On the surface, the numbers might not look great. The Alouettes have between 5,000-6,000 season-ticket holders, while their corporate sponsorship intake is believed to be above $2 million.
But considering what the totals were in January 2020, when the sale of the team was announced to Gary Stern and the late Sid Spiegel — sponsorship was at $800,000, while season-ticket sales hovered at 3,000 — strides have been made. Remember, CFL commissioner Randy Ambrosie talked about the team’s survival when it assumed control from Robert and Andrew Wetenhall in 2019.
“It’s a process and we’re all impatient,” president Mario Cecchini told the Montreal Gazette on Wednesday. “We’re glad with the progress … and are going in the right direction. We all want it in one year, but it takes times to build.
“From where we took the team we’re growing. We’re doing something right when other teams are seeing their season-ticket base going down.”
Following two narrow road defeats, the Als launch their home schedule Thursday night (7:30 p.m., TSN1, TSN3, RDS, TSN Radio-690) against the Saskatchewan Roughriders (2-0) at Molson Stadium. Cecchini, one of Stern’s first hires, anticipates attendance of close to 15,000 — the majority of whom will have actually paid. That wasn’t always the case under previous regimes, it’s believed.
Neither Cecchini or Stern — both of whom have tested positive for COVID-19 — will be in attendance, although the president has taped a video welcome message. Considering the game falls on the start of St-Jean Baptiste weekend, when there are conflicting downtown activities, Cecchini won’t complain. There’s also rain in the forecast.
“Consumer behavior’s changing,” Cecchini said. “There are commitment issues, which could lead to fewer season tickets, more individual (game) tickets and last-minute decisions, especially with the younger generation.
“Our challenges are the same you’ve been hearing from other businesses. People are working from home. When you walk downtown, you don’t feel the same atmosphere as before. Obviously in the case of Montreal, it’s not always easy getting to our stadium with all the construction.”
Stern and Cecchini haven’t had much luck over the last few years. The 2020 season was cancelled — although most other pro leagues found a way to play — because of the pandemic, while the ’21 campaign was shortened to 14 regular-season games instead of 18.
The Als averaged 13,063 spectators last season, but also played four of their final six at home, including some at night in October and November when it was either cold or rained or both. Attendance dropped as the season progressed. Stern has stated, given Montreal’s population, he wants attendance at 22,000 with a season-ticket base of 12,000.

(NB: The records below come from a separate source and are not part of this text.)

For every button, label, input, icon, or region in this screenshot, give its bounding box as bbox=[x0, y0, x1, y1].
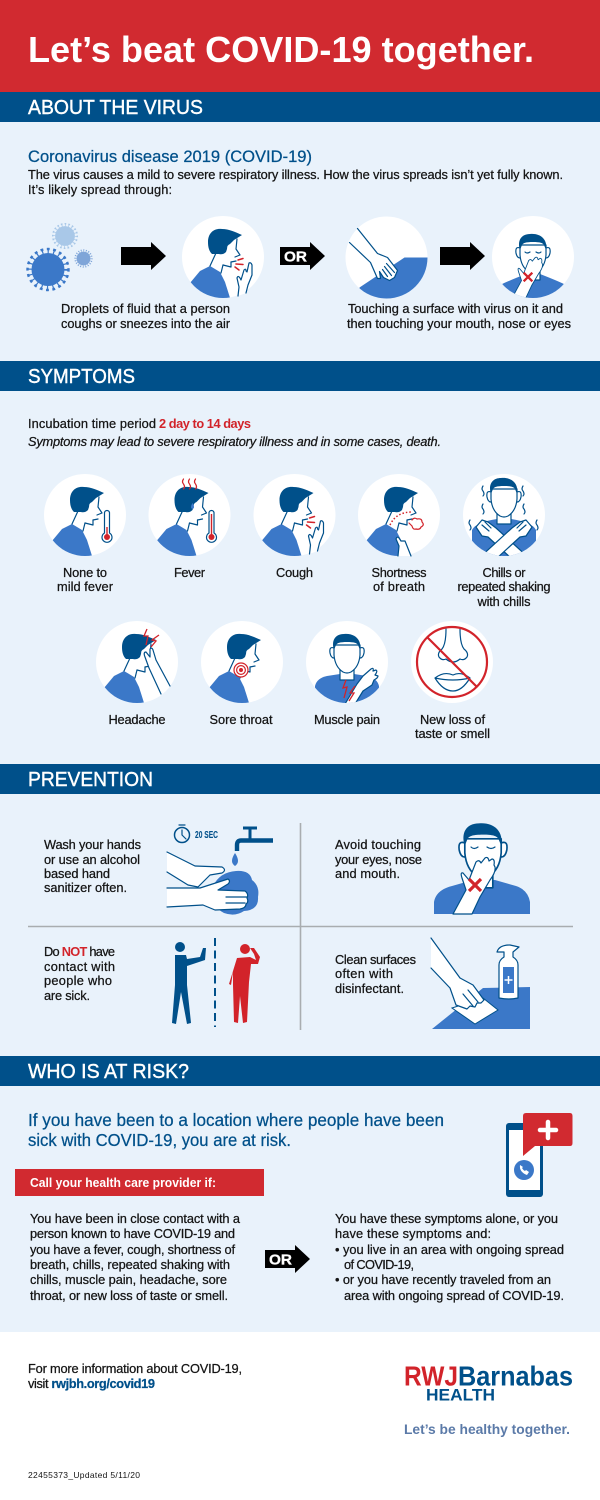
label: new loss of taste or smell bbox=[415, 712, 490, 741]
label: chills: repeated shaking bbox=[458, 579, 550, 594]
text: no contact: people who bbox=[44, 973, 112, 988]
caption: touching: then touching your mouth, nose or eyes bbox=[347, 316, 571, 331]
icon: headache bbox=[96, 621, 178, 706]
label: cough: Cough bbox=[276, 565, 313, 580]
label: new loss of taste or smell: taste or smell bbox=[415, 726, 490, 741]
callout: call your provider bbox=[15, 1169, 264, 1196]
arrow: OR: OR bbox=[269, 1252, 292, 1268]
icon: sick person bbox=[229, 944, 260, 1023]
label: sore throat: Sore throat bbox=[210, 712, 273, 727]
section header: who is at risk: WHO IS AT RISK? bbox=[28, 1061, 189, 1083]
text: clean surfaces: often with bbox=[335, 966, 393, 981]
icon: no taste or smell bbox=[411, 621, 493, 703]
title banner bbox=[0, 0, 600, 92]
section header: symptoms: SYMPTOMS bbox=[28, 366, 135, 388]
incubation period: Incubation time period bbox=[28, 416, 156, 431]
icon: cough bbox=[254, 474, 336, 559]
text: close contact bbox=[30, 1211, 241, 1303]
label: new loss of taste or smell: New loss of bbox=[420, 712, 485, 727]
logo: RWJBarnabas Health: RWJ bbox=[404, 1360, 458, 1392]
icon: spray bottle bbox=[497, 945, 519, 999]
icon: shortness of breath bbox=[358, 474, 440, 559]
label: fever: Fever bbox=[174, 565, 206, 580]
icon: washing hands bbox=[167, 825, 273, 915]
caption: droplets: coughs or sneezes into the air bbox=[61, 316, 231, 331]
icon: phone call bbox=[506, 1113, 572, 1197]
text: wash hands: or use an alcohol bbox=[44, 852, 140, 867]
label: none to mild fever: None to bbox=[63, 565, 107, 580]
title banner: Let’s beat COVID-19 together. bbox=[28, 29, 534, 70]
tagline: Let’s be healthy together. bbox=[404, 1421, 570, 1437]
icon: none to mild fever bbox=[44, 474, 126, 559]
label: shortness of breath: Shortness bbox=[372, 565, 426, 580]
text: avoid touching bbox=[335, 837, 422, 881]
text: symptoms and location: • or you have recently traveled from an bbox=[335, 1272, 551, 1287]
text: no contact bbox=[44, 944, 115, 1003]
text: symptoms and location: • you live in an area with ongoing spread bbox=[335, 1242, 564, 1257]
icon: sore throat bbox=[201, 621, 283, 706]
panel: about the virus bbox=[28, 148, 574, 331]
text: avoid touching: and mouth. bbox=[335, 866, 400, 881]
subheading: disease name: Coronavirus disease 2019 (COVID-19) bbox=[28, 148, 312, 166]
risk statement: sick with COVID-19, you are at risk. bbox=[28, 1130, 291, 1150]
arrow: OR bbox=[280, 242, 325, 270]
section header: prevention: PREVENTION bbox=[28, 769, 153, 791]
label: chills: with chills bbox=[476, 594, 530, 609]
label: none to mild fever: mild fever bbox=[57, 579, 114, 594]
text: close contact: person known to have COVID-19 and bbox=[30, 1226, 235, 1241]
text: clean surfaces: disinfectant. bbox=[335, 981, 404, 996]
section header: about the virus: ABOUT THE VIRUS bbox=[28, 97, 203, 119]
incubation period: 2 day to 14 days bbox=[159, 416, 251, 431]
text: clean surfaces: Clean surfaces bbox=[335, 952, 416, 967]
label: headache: Headache bbox=[108, 712, 166, 727]
label: chills bbox=[458, 565, 550, 609]
caption: touching: Touching a surface with virus on it and bbox=[348, 301, 563, 316]
incubation period bbox=[28, 416, 251, 431]
footer: more information bbox=[28, 1361, 242, 1391]
text: close contact: throat, or new loss of taste or smell. bbox=[30, 1288, 228, 1303]
text: wash hands bbox=[44, 837, 141, 895]
text: close contact: chills, muscle pain, headache, sore bbox=[30, 1272, 227, 1287]
icon: healthy person bbox=[172, 942, 206, 1024]
text: close contact: you have a fever, cough, shortness of bbox=[30, 1242, 235, 1257]
icon: keep distance bbox=[172, 938, 260, 1027]
icon: touching face bbox=[492, 216, 574, 301]
section header: about the virus bbox=[0, 92, 600, 122]
icon: timer: 20 SEC bbox=[195, 830, 218, 841]
intro text: It’s likely spread through: bbox=[28, 182, 172, 197]
text: avoid touching: your eyes, nose bbox=[335, 852, 422, 867]
severity note: Symptoms may lead to severe respiratory illness and in some cases, death. bbox=[28, 434, 441, 449]
icon: cleaning surface bbox=[431, 938, 530, 1029]
text: wash hands: Wash your hands bbox=[44, 837, 141, 852]
text: symptoms and location: of COVID-19, bbox=[344, 1257, 414, 1272]
risk statement: If you have been to a location where people have been bbox=[28, 1110, 444, 1130]
icon: soap foam bbox=[213, 871, 258, 915]
footer: more information: For more information about COVID-19, bbox=[28, 1361, 242, 1376]
caption: touching bbox=[347, 301, 571, 331]
label: shortness of breath: of breath bbox=[373, 579, 425, 594]
arrow: OR bbox=[265, 1245, 310, 1273]
text: close contact: You have been in close contact with a bbox=[30, 1211, 241, 1226]
intro text bbox=[28, 167, 563, 197]
label: muscle pain: Muscle pain bbox=[314, 712, 380, 727]
footer: more information: visit rwjbh.org/covid19 bbox=[28, 1376, 155, 1391]
icon: avoid touching face bbox=[434, 823, 530, 914]
panel: symptoms bbox=[28, 416, 550, 741]
text: wash hands: sanitizer often. bbox=[44, 880, 127, 895]
logo: RWJBarnabas Health: Barnabas bbox=[458, 1360, 573, 1392]
text: close contact: breath, chills, repeated shaking with bbox=[30, 1257, 230, 1272]
icon: faucet bbox=[237, 828, 273, 851]
text: no contact: contact with bbox=[44, 959, 115, 974]
arrow: OR: OR bbox=[284, 248, 307, 266]
logo: RWJBarnabas Health: HEALTH bbox=[426, 1386, 495, 1404]
section header: who is at risk bbox=[0, 1056, 600, 1086]
document code: 22455373_Updated 5/11/20 bbox=[28, 1470, 140, 1480]
text: symptoms and location bbox=[335, 1211, 564, 1303]
text: no contact: are sick. bbox=[44, 988, 90, 1003]
section header: symptoms bbox=[0, 361, 600, 391]
text: clean surfaces bbox=[335, 952, 416, 996]
callout: call your provider: Call your health care provider if: bbox=[30, 1175, 216, 1190]
logo: RWJBarnabas Health bbox=[404, 1360, 573, 1404]
text: symptoms and location: area with ongoing spread of COVID-19. bbox=[344, 1288, 564, 1303]
panel: who is at risk bbox=[15, 1110, 572, 1303]
text: avoid touching: Avoid touching bbox=[335, 837, 421, 852]
caption: droplets bbox=[61, 301, 231, 331]
icon: chills bbox=[463, 474, 545, 559]
icon: hand touching surface bbox=[346, 216, 428, 300]
panel: prevention bbox=[28, 823, 573, 1030]
text: no contact: Do NOT have bbox=[44, 944, 115, 959]
text: symptoms and location: have these symptoms and: bbox=[335, 1226, 491, 1241]
caption: droplets: Droplets of fluid that a person bbox=[61, 301, 230, 316]
section header: prevention bbox=[0, 764, 600, 794]
icon: person coughing bbox=[182, 216, 264, 301]
icon: virus particles bbox=[28, 224, 92, 290]
arrow: to face bbox=[440, 242, 485, 270]
arrow: to cough bbox=[121, 242, 166, 270]
label: shortness of breath bbox=[372, 565, 426, 594]
icon: muscle pain bbox=[306, 621, 388, 706]
text: wash hands: based hand bbox=[44, 866, 110, 881]
text: symptoms and location: You have these symptoms alone, or you bbox=[335, 1211, 558, 1226]
label: chills: Chills or bbox=[482, 565, 526, 580]
icon: fever bbox=[148, 474, 230, 559]
intro text: The virus causes a mild to severe respiratory illness. How the virus spreads isn’t yet fully known. bbox=[28, 167, 563, 182]
risk statement bbox=[28, 1110, 444, 1150]
label: none to mild fever bbox=[57, 565, 114, 594]
icon: water drop bbox=[232, 853, 238, 866]
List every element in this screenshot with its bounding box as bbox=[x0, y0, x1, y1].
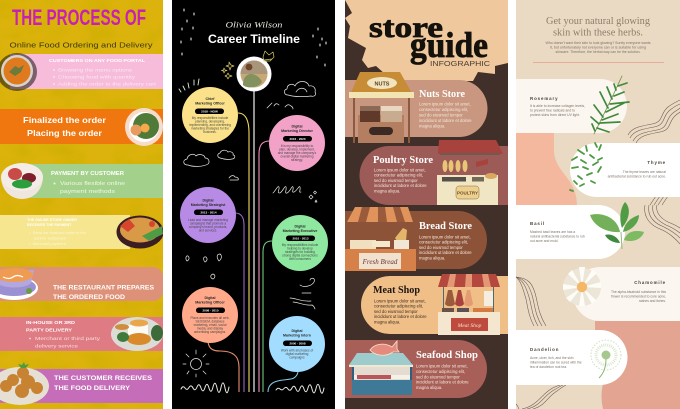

The stadium can hold slightly more than 25,000, according to the CFL, although it must be remembered McGill University owns the facility. While the sightlines are considered spectacular, the venue is antiquated, with limited nearby available parking options. Cecchini and his administrative team face numerous obstacles.
Other than fielding a winning and entertaining club, the organization is attempting to improve the in-stadium experience. While still held up in the production process, there will be poutine meals served in a football helmet and a designated section where back support will be provided to the bench seats.
The Als also have attempted to get back into the community. The players were introduced Wednesday at Complexe Desjardins. And every Monday night during weeks when the team plays, between 40-60 season-ticket holders will be invited to meet with Cecchini, general manager Danny Maciocia, head coach Khari Jones as well as one or two players. The organization also has vastly improved its social media content recently with the hiring of Joey Alfieri.
“We’re trying to do these things, showing the fans we care and are trying to improve,” Cecchini said. “It proves we want to be close to our fans.”
The Als again don’t have an ideal schedule. After playing six of their first nine on the road, Montreal plays four consecutive at home over a six-week period. While every team wants to play at home during the hot summer months, the players know that after an Aug. 11 game at Winnipeg, they won’t board a flight again until before their game on Oct. 1 in Edmonton.
“From a commitment point of view, some fans will say it’s tough coming to the stadium four times in six weeks,” Cecchini said. “There’s pros and cons to everything … but at least the players can focus.
“(The CFL) will tell you they’re happy when every team’s unhappy. Overall, we’re OK with the schedule. Happy would be too strong a word. Every team bets on having a good team in the fall.”